In the early days of cubes, they were either single frequncy xtal controled or tunable VHF VFO's. The problem with the tunable VFO's was that they were not that stable and required constant retuning. The problem with the old single frequncy cubes is that you had to know the customers frequncy (for Jerrold or SA) before shipping, and that you had to build different cubes for different frequencies.

We at Group 42 solved the problem by designing a better cube. It is a harmonic generator that will hit all Jerrold frequncies, and can be easly adapted to SA and Pioneer Units. To date it has been widely copied in the grey market cable industry, making it the most popular FSK design.

The Cube Schematic.
Cube Schematics

R5 is not necessary unless you are leaving the unit hooked up full time. D3 is a 1n914 diode.

It operates by taking the Manchester Encoded digital signal from the microcontroler and feeding it into the xtal oscillator driving the HC4060 chip. The voltage from the microcontroler is droped by D3 to .7 volts creating either a zero or .7 volt image accross D2 the variable cap diode. This changes the capacitance in the xtal oscillator driving the HC4060, thus pulling the frequency of the xtal. This creates a frequency shift, thus FSK.

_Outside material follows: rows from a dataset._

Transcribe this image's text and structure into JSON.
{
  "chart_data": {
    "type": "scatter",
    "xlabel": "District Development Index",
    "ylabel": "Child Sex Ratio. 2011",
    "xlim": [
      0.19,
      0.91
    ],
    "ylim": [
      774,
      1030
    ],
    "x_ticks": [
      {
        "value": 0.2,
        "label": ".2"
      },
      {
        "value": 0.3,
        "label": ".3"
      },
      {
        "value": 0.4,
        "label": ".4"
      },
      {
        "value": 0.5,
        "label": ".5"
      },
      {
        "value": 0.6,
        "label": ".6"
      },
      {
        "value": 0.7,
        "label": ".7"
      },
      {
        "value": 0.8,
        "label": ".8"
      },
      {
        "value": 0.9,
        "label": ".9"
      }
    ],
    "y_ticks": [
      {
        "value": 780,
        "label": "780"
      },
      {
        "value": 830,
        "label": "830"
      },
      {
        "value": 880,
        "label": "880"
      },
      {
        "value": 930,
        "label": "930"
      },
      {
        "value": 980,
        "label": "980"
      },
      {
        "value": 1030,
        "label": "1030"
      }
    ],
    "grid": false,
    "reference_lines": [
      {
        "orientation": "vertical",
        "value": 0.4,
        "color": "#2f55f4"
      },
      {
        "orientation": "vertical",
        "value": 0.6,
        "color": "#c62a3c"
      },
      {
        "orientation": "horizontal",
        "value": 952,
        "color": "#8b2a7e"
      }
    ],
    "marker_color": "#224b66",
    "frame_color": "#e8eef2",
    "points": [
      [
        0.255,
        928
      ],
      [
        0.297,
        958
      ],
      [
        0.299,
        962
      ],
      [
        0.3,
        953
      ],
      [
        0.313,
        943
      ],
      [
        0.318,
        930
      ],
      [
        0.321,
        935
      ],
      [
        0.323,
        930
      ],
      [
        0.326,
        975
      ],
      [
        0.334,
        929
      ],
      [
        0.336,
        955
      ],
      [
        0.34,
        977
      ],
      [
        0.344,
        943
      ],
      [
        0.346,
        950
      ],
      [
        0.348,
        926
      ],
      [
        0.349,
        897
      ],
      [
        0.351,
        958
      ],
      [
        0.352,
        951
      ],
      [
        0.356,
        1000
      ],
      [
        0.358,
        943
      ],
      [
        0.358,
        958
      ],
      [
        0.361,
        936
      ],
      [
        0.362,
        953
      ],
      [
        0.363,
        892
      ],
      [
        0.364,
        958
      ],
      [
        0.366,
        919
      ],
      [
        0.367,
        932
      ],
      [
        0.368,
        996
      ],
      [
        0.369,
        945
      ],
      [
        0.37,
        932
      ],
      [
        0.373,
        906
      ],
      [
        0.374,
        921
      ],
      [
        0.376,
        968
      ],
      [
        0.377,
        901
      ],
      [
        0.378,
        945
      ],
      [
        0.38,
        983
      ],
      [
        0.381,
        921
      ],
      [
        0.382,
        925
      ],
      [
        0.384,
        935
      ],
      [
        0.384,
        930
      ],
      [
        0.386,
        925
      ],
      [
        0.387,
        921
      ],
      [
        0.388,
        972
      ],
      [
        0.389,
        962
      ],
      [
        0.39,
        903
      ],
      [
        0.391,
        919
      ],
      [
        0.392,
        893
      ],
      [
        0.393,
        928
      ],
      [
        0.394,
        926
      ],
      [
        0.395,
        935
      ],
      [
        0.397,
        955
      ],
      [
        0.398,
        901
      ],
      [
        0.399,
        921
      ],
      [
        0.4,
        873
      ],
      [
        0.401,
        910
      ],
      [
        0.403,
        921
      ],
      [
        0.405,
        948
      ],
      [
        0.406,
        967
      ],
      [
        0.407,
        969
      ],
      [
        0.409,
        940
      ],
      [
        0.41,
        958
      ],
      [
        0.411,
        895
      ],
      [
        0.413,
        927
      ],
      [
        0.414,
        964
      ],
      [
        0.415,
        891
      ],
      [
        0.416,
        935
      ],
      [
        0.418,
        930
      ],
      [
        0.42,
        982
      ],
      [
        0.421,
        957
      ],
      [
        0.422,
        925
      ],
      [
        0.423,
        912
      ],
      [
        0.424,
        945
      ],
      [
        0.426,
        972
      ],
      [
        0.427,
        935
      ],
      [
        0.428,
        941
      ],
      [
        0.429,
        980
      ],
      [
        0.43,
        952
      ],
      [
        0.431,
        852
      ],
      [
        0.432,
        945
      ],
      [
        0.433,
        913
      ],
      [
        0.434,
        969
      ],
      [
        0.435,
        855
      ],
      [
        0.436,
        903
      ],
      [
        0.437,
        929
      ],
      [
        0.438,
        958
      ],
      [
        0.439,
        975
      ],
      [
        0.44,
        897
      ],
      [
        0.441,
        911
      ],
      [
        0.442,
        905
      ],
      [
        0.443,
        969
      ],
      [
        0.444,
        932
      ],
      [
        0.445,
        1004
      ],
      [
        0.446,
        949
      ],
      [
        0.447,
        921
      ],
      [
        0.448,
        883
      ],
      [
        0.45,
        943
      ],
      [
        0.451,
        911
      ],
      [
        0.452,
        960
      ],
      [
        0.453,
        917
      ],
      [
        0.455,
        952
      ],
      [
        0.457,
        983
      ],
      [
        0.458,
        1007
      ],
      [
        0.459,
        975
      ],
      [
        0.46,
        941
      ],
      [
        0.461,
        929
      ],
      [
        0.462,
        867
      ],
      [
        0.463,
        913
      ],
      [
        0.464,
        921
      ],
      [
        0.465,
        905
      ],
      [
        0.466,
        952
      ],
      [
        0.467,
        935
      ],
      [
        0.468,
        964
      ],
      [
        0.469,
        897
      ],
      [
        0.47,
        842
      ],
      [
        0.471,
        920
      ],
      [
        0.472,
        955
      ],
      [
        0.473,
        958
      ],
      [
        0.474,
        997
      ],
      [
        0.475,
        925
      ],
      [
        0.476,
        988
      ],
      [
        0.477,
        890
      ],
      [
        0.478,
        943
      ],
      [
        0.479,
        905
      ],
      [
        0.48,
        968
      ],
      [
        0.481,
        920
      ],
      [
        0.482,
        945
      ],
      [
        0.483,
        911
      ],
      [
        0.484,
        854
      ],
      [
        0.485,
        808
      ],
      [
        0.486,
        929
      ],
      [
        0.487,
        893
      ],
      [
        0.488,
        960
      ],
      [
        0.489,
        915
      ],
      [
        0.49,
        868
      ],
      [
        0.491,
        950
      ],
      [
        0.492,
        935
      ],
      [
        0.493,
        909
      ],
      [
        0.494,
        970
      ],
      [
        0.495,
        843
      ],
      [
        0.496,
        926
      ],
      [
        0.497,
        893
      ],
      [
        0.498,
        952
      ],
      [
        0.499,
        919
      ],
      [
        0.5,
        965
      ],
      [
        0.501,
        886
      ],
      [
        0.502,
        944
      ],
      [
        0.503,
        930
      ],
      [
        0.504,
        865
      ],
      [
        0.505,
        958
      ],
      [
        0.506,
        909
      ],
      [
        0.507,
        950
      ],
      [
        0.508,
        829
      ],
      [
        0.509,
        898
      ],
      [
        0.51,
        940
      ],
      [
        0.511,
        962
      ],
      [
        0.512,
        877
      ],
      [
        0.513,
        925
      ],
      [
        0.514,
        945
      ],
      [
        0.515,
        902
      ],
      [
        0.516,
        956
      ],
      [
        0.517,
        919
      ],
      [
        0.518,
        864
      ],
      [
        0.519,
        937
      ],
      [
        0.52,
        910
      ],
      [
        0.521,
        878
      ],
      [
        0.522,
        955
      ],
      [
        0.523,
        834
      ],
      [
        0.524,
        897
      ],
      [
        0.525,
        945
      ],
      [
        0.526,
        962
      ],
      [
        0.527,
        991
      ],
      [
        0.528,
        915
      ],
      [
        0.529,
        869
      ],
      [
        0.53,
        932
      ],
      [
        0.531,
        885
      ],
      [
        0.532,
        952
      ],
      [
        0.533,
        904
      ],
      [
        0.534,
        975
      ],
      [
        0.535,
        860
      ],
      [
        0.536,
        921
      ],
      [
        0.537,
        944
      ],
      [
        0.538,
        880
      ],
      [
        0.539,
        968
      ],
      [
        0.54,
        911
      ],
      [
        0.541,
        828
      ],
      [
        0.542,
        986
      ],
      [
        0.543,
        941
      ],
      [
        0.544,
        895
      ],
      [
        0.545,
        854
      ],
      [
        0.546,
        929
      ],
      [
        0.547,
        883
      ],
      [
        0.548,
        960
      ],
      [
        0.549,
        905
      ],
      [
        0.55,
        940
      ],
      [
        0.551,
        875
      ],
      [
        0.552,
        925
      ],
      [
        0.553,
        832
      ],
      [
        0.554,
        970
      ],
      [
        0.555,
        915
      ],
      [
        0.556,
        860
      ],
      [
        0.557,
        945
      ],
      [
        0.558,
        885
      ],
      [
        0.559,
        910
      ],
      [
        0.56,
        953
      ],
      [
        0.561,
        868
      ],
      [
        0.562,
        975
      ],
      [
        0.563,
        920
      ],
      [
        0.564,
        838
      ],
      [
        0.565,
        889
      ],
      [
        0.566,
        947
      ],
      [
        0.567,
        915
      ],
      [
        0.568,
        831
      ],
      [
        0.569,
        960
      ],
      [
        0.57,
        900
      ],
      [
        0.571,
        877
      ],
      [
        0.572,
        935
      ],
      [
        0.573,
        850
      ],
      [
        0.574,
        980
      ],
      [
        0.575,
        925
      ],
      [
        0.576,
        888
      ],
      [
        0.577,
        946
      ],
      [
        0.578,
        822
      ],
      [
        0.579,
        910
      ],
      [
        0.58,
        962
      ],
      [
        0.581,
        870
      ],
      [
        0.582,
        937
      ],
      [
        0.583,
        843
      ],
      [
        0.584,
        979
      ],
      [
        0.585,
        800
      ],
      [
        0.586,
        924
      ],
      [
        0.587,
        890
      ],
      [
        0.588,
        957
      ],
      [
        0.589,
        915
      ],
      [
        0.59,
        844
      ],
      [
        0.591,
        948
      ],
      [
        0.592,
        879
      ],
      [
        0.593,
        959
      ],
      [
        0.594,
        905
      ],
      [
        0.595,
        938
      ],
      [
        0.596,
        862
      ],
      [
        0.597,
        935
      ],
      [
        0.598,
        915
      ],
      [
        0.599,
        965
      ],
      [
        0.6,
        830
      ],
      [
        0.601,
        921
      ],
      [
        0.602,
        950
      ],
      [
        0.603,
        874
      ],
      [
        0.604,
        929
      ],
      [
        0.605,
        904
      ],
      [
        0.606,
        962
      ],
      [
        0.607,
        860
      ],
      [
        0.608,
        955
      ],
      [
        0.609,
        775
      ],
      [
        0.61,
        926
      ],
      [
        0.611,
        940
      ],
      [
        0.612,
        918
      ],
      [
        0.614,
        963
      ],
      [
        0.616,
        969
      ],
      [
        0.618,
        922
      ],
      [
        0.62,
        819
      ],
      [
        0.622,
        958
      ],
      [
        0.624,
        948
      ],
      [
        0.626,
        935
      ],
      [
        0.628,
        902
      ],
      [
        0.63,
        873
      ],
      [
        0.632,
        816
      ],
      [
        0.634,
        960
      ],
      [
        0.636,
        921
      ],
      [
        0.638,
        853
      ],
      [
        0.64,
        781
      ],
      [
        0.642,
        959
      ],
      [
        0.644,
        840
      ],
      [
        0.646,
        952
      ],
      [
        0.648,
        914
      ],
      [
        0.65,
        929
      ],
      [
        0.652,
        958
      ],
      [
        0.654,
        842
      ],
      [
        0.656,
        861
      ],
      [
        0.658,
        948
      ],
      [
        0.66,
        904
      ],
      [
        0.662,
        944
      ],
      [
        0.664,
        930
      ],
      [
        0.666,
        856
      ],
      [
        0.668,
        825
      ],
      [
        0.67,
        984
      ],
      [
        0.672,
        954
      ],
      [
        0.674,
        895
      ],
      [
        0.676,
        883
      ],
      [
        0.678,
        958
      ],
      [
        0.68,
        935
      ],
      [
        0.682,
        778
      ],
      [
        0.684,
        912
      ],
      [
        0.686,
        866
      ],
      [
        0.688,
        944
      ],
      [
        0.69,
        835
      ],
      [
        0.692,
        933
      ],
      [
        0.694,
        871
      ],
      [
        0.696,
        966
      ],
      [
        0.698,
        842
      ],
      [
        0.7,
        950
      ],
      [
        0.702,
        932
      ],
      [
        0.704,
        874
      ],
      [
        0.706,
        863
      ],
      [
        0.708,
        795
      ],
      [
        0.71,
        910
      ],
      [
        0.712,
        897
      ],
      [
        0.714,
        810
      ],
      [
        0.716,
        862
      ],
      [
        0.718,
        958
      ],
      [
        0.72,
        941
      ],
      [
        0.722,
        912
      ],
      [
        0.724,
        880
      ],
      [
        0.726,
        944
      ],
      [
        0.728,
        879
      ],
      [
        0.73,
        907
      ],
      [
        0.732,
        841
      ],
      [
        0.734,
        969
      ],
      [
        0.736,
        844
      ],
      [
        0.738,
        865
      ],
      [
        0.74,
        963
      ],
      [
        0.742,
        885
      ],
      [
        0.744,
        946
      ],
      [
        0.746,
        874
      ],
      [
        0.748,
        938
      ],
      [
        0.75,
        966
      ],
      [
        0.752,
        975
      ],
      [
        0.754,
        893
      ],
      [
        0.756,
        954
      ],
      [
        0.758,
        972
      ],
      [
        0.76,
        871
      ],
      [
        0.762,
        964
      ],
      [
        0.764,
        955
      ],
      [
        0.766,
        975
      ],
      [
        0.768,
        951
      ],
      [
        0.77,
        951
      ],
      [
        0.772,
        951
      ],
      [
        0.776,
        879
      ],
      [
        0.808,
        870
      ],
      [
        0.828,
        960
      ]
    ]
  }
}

The xtal oscillator is divided down to a 500khz (using an 8Mhz xtal) square wave that is feed out an F-Connector and into a cable box. Since the output is a nice square wave we get lots of harmonics, every 500khz up to 200MHz and beyond. This means a signal is present on all 3 Jerrold frequencies (97.5, 106.5 and 108.5 Mhz).

It can be adapted to other frequncies by making sure that the divided down value (ie 500khz) is dividable by the desired frequency.